Le chef de la délégation de l'UE en Turquie, l'ambassadeur Thomas Ossowski, a déclaré dans une interview au journal turc Oksijen que l'Union européenne ne cherchait pas à "fermer ses portes" à la Turquie en lien avec l'affaire İmamoğlu. Le diplomate est convaincu que la démocratie en Turquie finira par l'emporter et qu'il sera possible de trouver une solution. Ossowski a néanmoins souligné qu'en tant que pays candidat la Turquie était tenue de respecter les valeurs inscrites dans les critères de Copenhague.
Le soutien du Vieux Continent à İmamoğlu et à ses partisans se limitait principalement pendant un mois à des gestes symboliques. Par exemple, la maire de Paris Anne Hidalgo a accordé à son homologue stambouliote le titre de citoyen d'honneur de la capitale française.

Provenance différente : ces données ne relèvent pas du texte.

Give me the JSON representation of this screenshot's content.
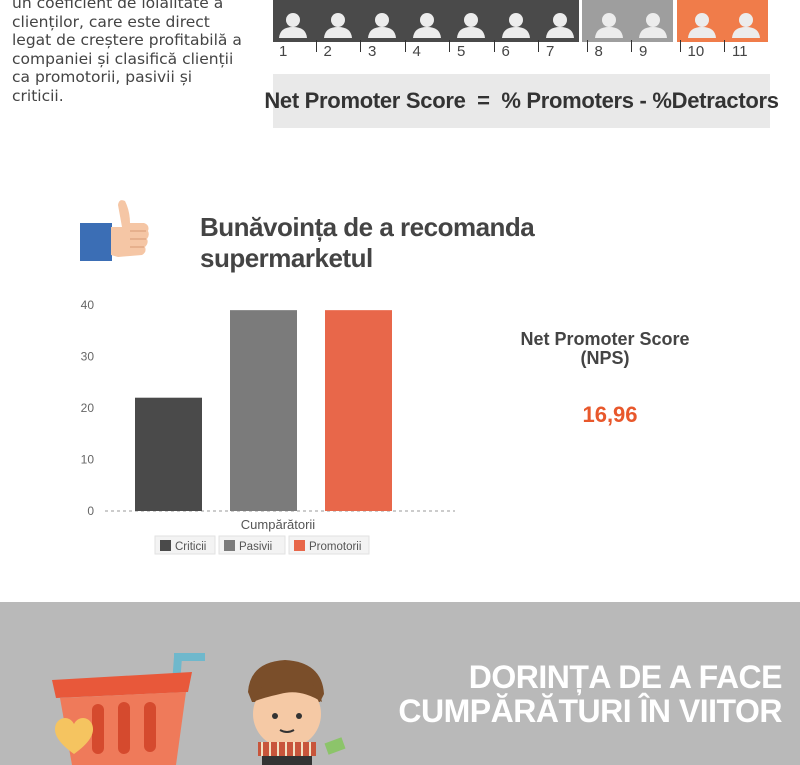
{
  "intro": {
    "lines": [
      "un coeficient de loialitate a",
      "clienților, care este direct",
      "legat de creștere profitabilă a",
      "companiei și clasifică clienții",
      "ca promotorii, pasivii și",
      "criticii."
    ]
  },
  "scale": {
    "numbers": [
      "1",
      "2",
      "3",
      "4",
      "5",
      "6",
      "7",
      "8",
      "9",
      "10",
      "11"
    ],
    "colors": {
      "detractors": "#4a4a4a",
      "passives": "#9e9e9e",
      "promoters": "#f07c4a"
    }
  },
  "formula": "Net Promoter Score  =  % Promoters - %Detractors",
  "icons": {
    "thumb": "thumbs-up-icon",
    "person": "person-icon",
    "cart": "shopping-cart-icon",
    "heart": "heart-icon"
  },
  "chart_data": {
    "type": "bar",
    "title": "Bunăvoința de a recomanda supermarketul",
    "categories": [
      "Cumpărătorii"
    ],
    "xlabel": "Cumpărătorii",
    "ylabel": "",
    "ylim": [
      0,
      40
    ],
    "yticks": [
      0,
      10,
      20,
      30,
      40
    ],
    "grid": false,
    "legend": "bottom",
    "series": [
      {
        "name": "Criticii",
        "values": [
          22
        ],
        "color": "#4a4a4a"
      },
      {
        "name": "Pasivii",
        "values": [
          39
        ],
        "color": "#7b7b7b"
      },
      {
        "name": "Promotorii",
        "values": [
          39
        ],
        "color": "#e8674a"
      }
    ]
  },
  "nps": {
    "label": "Net Promoter Score\n(NPS)",
    "value": "16,96"
  },
  "bottom": {
    "title_line1": "DORINȚA DE A FACE",
    "title_line2": "CUMPĂRĂTURI ÎN VIITOR"
  }
}
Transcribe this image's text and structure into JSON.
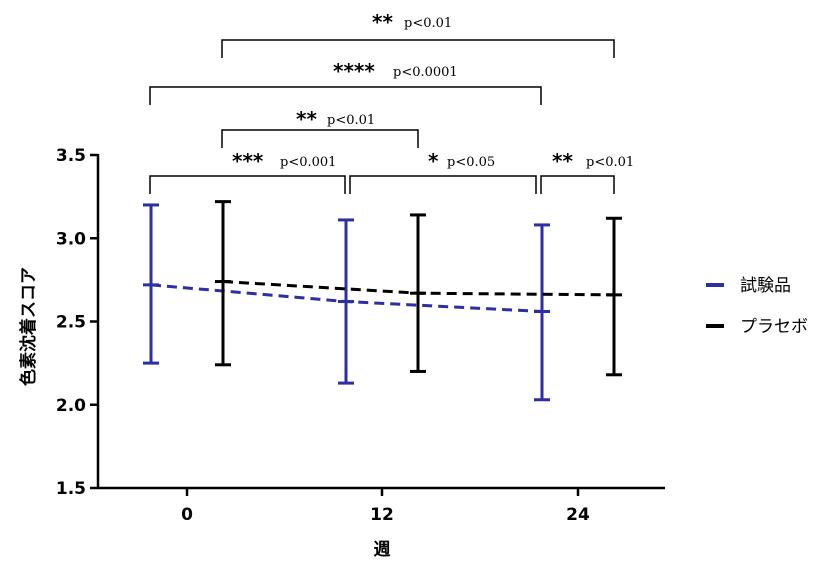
{
  "chart_data": {
    "type": "line",
    "xlabel": "週",
    "ylabel": "色素沈着スコア",
    "ylim": [
      1.5,
      3.5
    ],
    "yticks": [
      "1.5",
      "2.0",
      "2.5",
      "3.0",
      "3.5"
    ],
    "categories": [
      "0",
      "12",
      "24"
    ],
    "legend_position": "right",
    "grid": false,
    "series": [
      {
        "name": "試験品",
        "color": "#2e2ea6",
        "line_style": "dashed",
        "mean": [
          2.72,
          2.62,
          2.56
        ],
        "upper": [
          3.2,
          3.11,
          3.08
        ],
        "lower": [
          2.25,
          2.13,
          2.03
        ]
      },
      {
        "name": "プラセボ",
        "color": "#000000",
        "line_style": "dashed",
        "mean": [
          2.74,
          2.67,
          2.66
        ],
        "upper": [
          3.22,
          3.14,
          3.12
        ],
        "lower": [
          2.24,
          2.2,
          2.18
        ]
      }
    ],
    "significance": [
      {
        "stars": "**",
        "p": "p<0.01",
        "from": "プラセボ 0",
        "to": "プラセボ 24"
      },
      {
        "stars": "****",
        "p": "p<0.0001",
        "from": "試験品 0",
        "to": "試験品 24"
      },
      {
        "stars": "**",
        "p": "p<0.01",
        "from": "プラセボ 0",
        "to": "プラセボ 12"
      },
      {
        "stars": "***",
        "p": "p<0.001",
        "from": "試験品 0",
        "to": "試験品 12"
      },
      {
        "stars": "*",
        "p": "p<0.05",
        "from": "試験品 12",
        "to": "試験品 24"
      },
      {
        "stars": "**",
        "p": "p<0.01",
        "from": "試験品 24",
        "to": "プラセボ 24"
      }
    ]
  }
}
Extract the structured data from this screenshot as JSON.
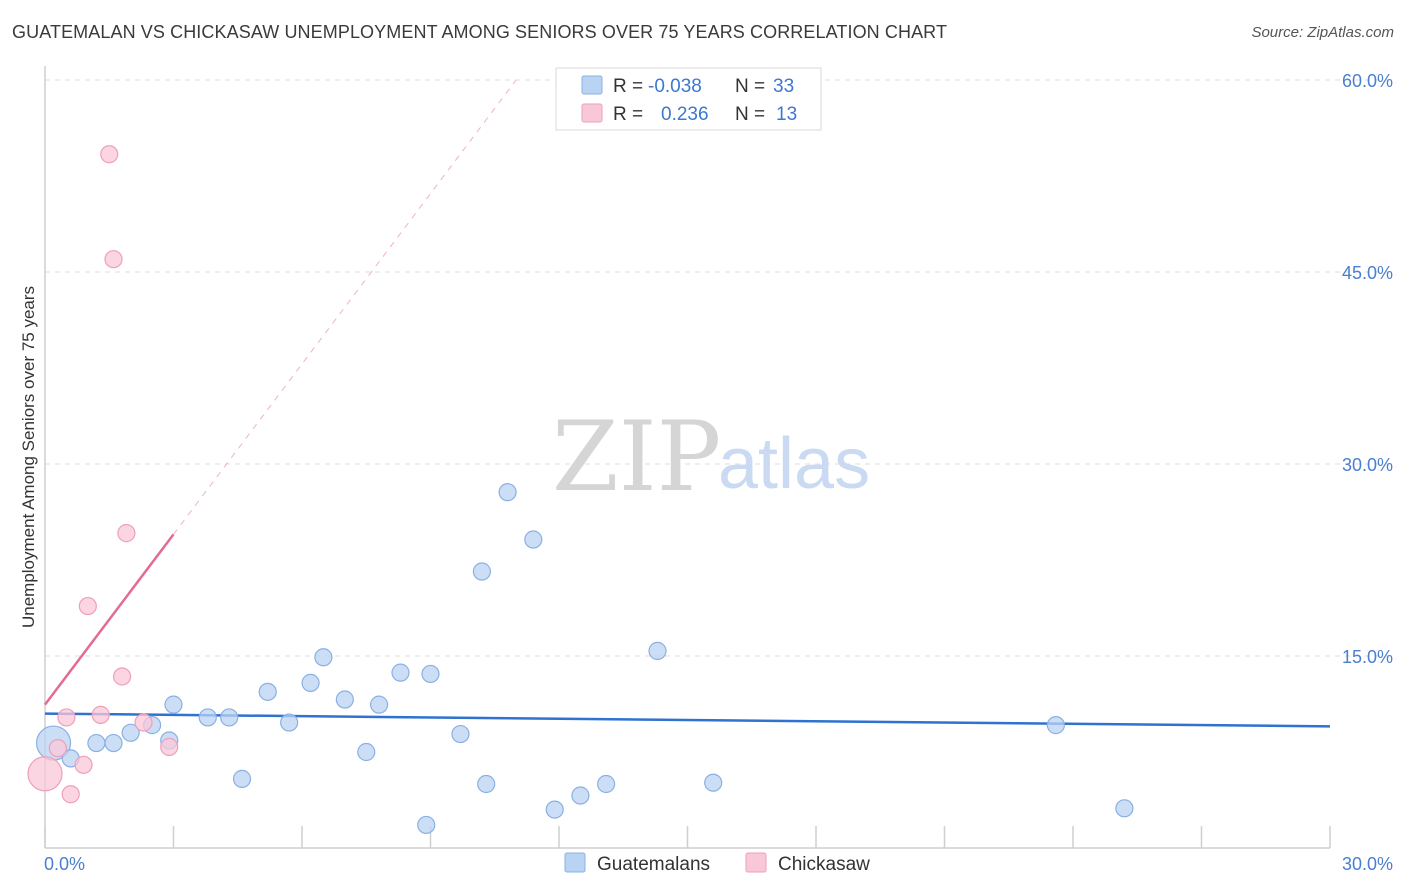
{
  "title": "GUATEMALAN VS CHICKASAW UNEMPLOYMENT AMONG SENIORS OVER 75 YEARS CORRELATION CHART",
  "source": "Source: ZipAtlas.com",
  "watermark": {
    "zip": "ZIP",
    "atlas": "atlas"
  },
  "colors": {
    "blue_fill": "#b9d3f3",
    "blue_stroke": "#8ab0e3",
    "blue_line": "#2f72d0",
    "pink_fill": "#f9c8d8",
    "pink_stroke": "#ef9fb9",
    "pink_line": "#e46b92",
    "grid": "#dddddd",
    "axis_text": "#4a7fd0"
  },
  "legend_top": {
    "rows": [
      {
        "series": "Guatemalans",
        "r_label": "R =",
        "r_value": "-0.038",
        "n_label": "N =",
        "n_value": "33"
      },
      {
        "series": "Chickasaw",
        "r_label": "R =",
        "r_value": "0.236",
        "n_label": "N =",
        "n_value": "13"
      }
    ]
  },
  "chart_data": {
    "type": "scatter",
    "title": "GUATEMALAN VS CHICKASAW UNEMPLOYMENT AMONG SENIORS OVER 75 YEARS CORRELATION CHART",
    "xlabel": "",
    "ylabel": "Unemployment Among Seniors over 75 years",
    "xlim": [
      0,
      30
    ],
    "ylim": [
      0,
      60
    ],
    "x_tick_labels": [
      "0.0%",
      "30.0%"
    ],
    "y_tick_values": [
      15,
      30,
      45,
      60
    ],
    "y_tick_labels": [
      "15.0%",
      "30.0%",
      "45.0%",
      "60.0%"
    ],
    "grid": true,
    "legend": [
      "Guatemalans",
      "Chickasaw"
    ],
    "series": [
      {
        "name": "Guatemalans",
        "points": [
          {
            "x": 0.2,
            "y": 8.2,
            "size": "large"
          },
          {
            "x": 0.6,
            "y": 7.0
          },
          {
            "x": 1.2,
            "y": 8.2
          },
          {
            "x": 1.6,
            "y": 8.2
          },
          {
            "x": 2.0,
            "y": 9.0
          },
          {
            "x": 2.5,
            "y": 9.6
          },
          {
            "x": 2.9,
            "y": 8.4
          },
          {
            "x": 3.0,
            "y": 11.2
          },
          {
            "x": 3.8,
            "y": 10.2
          },
          {
            "x": 4.3,
            "y": 10.2
          },
          {
            "x": 4.6,
            "y": 5.4
          },
          {
            "x": 5.2,
            "y": 12.2
          },
          {
            "x": 5.7,
            "y": 9.8
          },
          {
            "x": 6.2,
            "y": 12.9
          },
          {
            "x": 6.5,
            "y": 14.9
          },
          {
            "x": 7.0,
            "y": 11.6
          },
          {
            "x": 7.5,
            "y": 7.5
          },
          {
            "x": 7.8,
            "y": 11.2
          },
          {
            "x": 8.3,
            "y": 13.7
          },
          {
            "x": 8.9,
            "y": 1.8
          },
          {
            "x": 9.0,
            "y": 13.6
          },
          {
            "x": 9.7,
            "y": 8.9
          },
          {
            "x": 10.2,
            "y": 21.6
          },
          {
            "x": 10.3,
            "y": 5.0
          },
          {
            "x": 10.8,
            "y": 27.8
          },
          {
            "x": 11.4,
            "y": 24.1
          },
          {
            "x": 11.9,
            "y": 3.0
          },
          {
            "x": 12.5,
            "y": 4.1
          },
          {
            "x": 13.1,
            "y": 5.0
          },
          {
            "x": 14.3,
            "y": 15.4
          },
          {
            "x": 15.6,
            "y": 5.1
          },
          {
            "x": 23.6,
            "y": 9.6
          },
          {
            "x": 25.2,
            "y": 3.1
          }
        ],
        "trend": {
          "x": [
            0,
            30
          ],
          "y": [
            10.5,
            9.5
          ]
        }
      },
      {
        "name": "Chickasaw",
        "points": [
          {
            "x": 0.0,
            "y": 5.8,
            "size": "large"
          },
          {
            "x": 0.3,
            "y": 7.8
          },
          {
            "x": 0.5,
            "y": 10.2
          },
          {
            "x": 0.6,
            "y": 4.2
          },
          {
            "x": 0.9,
            "y": 6.5
          },
          {
            "x": 1.0,
            "y": 18.9
          },
          {
            "x": 1.3,
            "y": 10.4
          },
          {
            "x": 1.5,
            "y": 54.2
          },
          {
            "x": 1.6,
            "y": 46.0
          },
          {
            "x": 1.8,
            "y": 13.4
          },
          {
            "x": 1.9,
            "y": 24.6
          },
          {
            "x": 2.3,
            "y": 9.8
          },
          {
            "x": 2.9,
            "y": 7.9
          }
        ],
        "trend": {
          "x": [
            0,
            3.0
          ],
          "y": [
            11.2,
            24.5
          ]
        },
        "trend_extension": {
          "x": [
            3.0,
            11.0
          ],
          "y": [
            24.5,
            60.0
          ]
        }
      }
    ]
  }
}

Le 19 mars, des maires de plusieurs capitales ou grandes villes européennes dont Paris, Rome, Amsterdam et Bruxelles avaient appelé à la libération d'Ekrem İmamoğlu, principal opposant au président turc Recep Tayyip Erdoğan, investi depuis comme candidat de son parti à la prochaine présidentielle.
Mais il y a quelques jours, des décisions matériellement concrètes sont venues s'ajouter aux paroles. Le journal Handelsblatt a rapporté, citant ses sources, que le gouvernement allemand avait bloqué la livraison d'une trentaine de chasseurs Eurofighter Typhoon à la Turquie, précisément sous prétexte de sanctions pour l'arrestation d' İmamoğlu. Auparavant, les Allemands avaient donné leur accord préliminaire pour des négociations sur la livraison de ce type d'armement. La Turquie voulait acheter 40 chasseurs Eurofighter, après avoir obtenu l'accord des Britanniques et des Espagnols. En outre, selon la chaîne Habertürk, les Britanniques avaient promis de convaincre également les Allemands.
Tout cela ne contredit pas le fait que les aspects idéologiques et de valeurs dans la perception de la Turquie par l'Occident ne l'emportent pas sur les aspects pragmatiques. Pour certains, ils sont importants, mais pas inconditionnellement, pour d'autres, comme l'administration Trump, ils sont secondaires. Il est peu probable que le renversement d'Erdoğan et le "triomphe de la démocratie" soient une fin en soi pour quelqu'un d'entre eux. Certains souhaitent réellement ce renversement, mais la majorité des acteurs occidentaux se contenterait de contraindre Erdoğan à prendre certaines décisions ou à adopter une certaine politique, et l'affaire İmamoğlu semble être un bon instrument pour y parvenir.